JAKARTA, KOMPAS.com - Wacana koalisi besar partai politik (parpol) di Pemilihan Presiden (Pilpres) 2024 belakangan ini mencuat.
Wacana ini muncul setelah Ketua Umum Partai Golkar Airlangga Hartarto berbicara kemungkinan terciptanya koalisi besar pada pesta demokrasi tahun depan.
Skema koalisi besar diprediksi terjadi apabila sebuah koalisi bergabung dengan koalisi parpol lain sehingga tercipta koalisi 'jumbo'.
Dalam menghadapi Pilpres tahun depan, hingga kini terdapat tiga koalisi yang sudah dibangun.
Ketiga koalisi tersebut mencakup, Koalisi Indonesia Bersatu (KIB) yang diisi oleh Golkar, Partai Amanat Nasional (PAN), dan Partai Persatuan Pembangunn (PPP).
Lalu Koalisi Perubahan untuk Persatuan (KPP) yang terdiri atas Partai Nasdem, Partai Demokrat, dan Partai Keadilan Sejahtera (PKS).

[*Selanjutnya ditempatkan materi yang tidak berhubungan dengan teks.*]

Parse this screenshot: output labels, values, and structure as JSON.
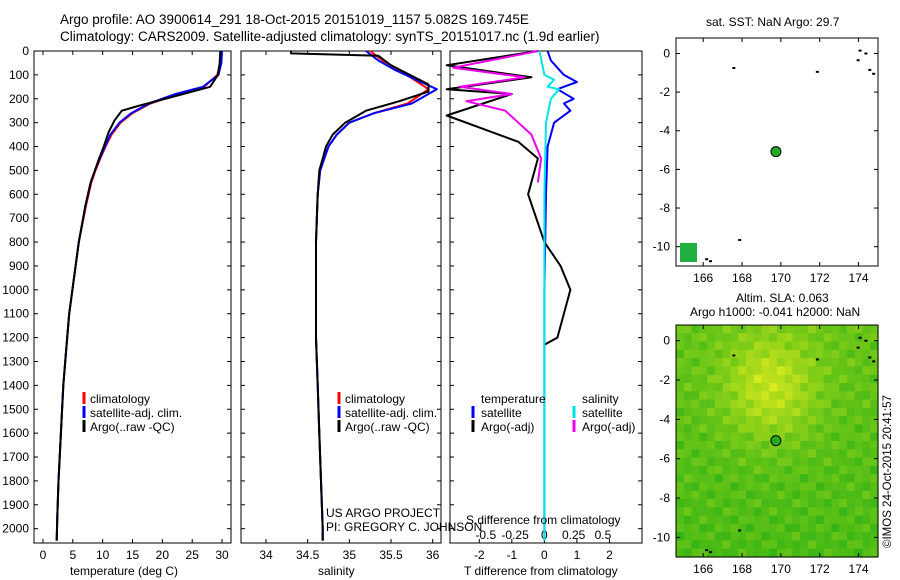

Terakhir, Koalisi Kebangkitan Indonesia Raya yang diprakarsai oleh Partai Gerindra dan Partai Kebangkitan Bangsa (PKB).
Sementara, PDI Perjuangan sejauh ini belum menentukan sikapnya mengenai masa depan koalisi di Pilpres 2024.
Sementara itu, Airlangga menilai koalisi besar yang terbentuk dalam kancah politik biasanya akan memberikan keuntungan bagi Indonesia.
Hal ini disampaikan Airlangga ketika bertandang ke Nasdem Tower di Gondangdia, Jakarta, Sabtu (25/3/2023), seusai buka puasa bersama.
Pernyataan Airlangga tersebut sekaligus menanggapi soal ada atau tidaknya kemungkinan partai-partai politik membuat koalisi besar pada pilpres tahun depan.
Baca juga: Airlangga Hadir di Bukber Nasdem, Opsi Jadi Cawapres Anies Terbuka?
Namun Airlangga belum dapat memastikan koalisi besar tersebut akan terbentuk atau tidak.
"Koalisi besar di mana-mana menguntungkan Indonesia. Jadi kita tunggu tanggal mainnya," kata Airlangga.
Airlangga sendiri belum memperlihatkan tanda-tanda Golkar bersama KIB-nya akan bergabung dengan KPP.
Airlangga juga tidak banyak berkomentar ketika ditanya mengenai ada atau tidaknya ajakan dari Ketua Umum Partai Nasdem Surya Paloh untuk bergabung ke dalam KPP.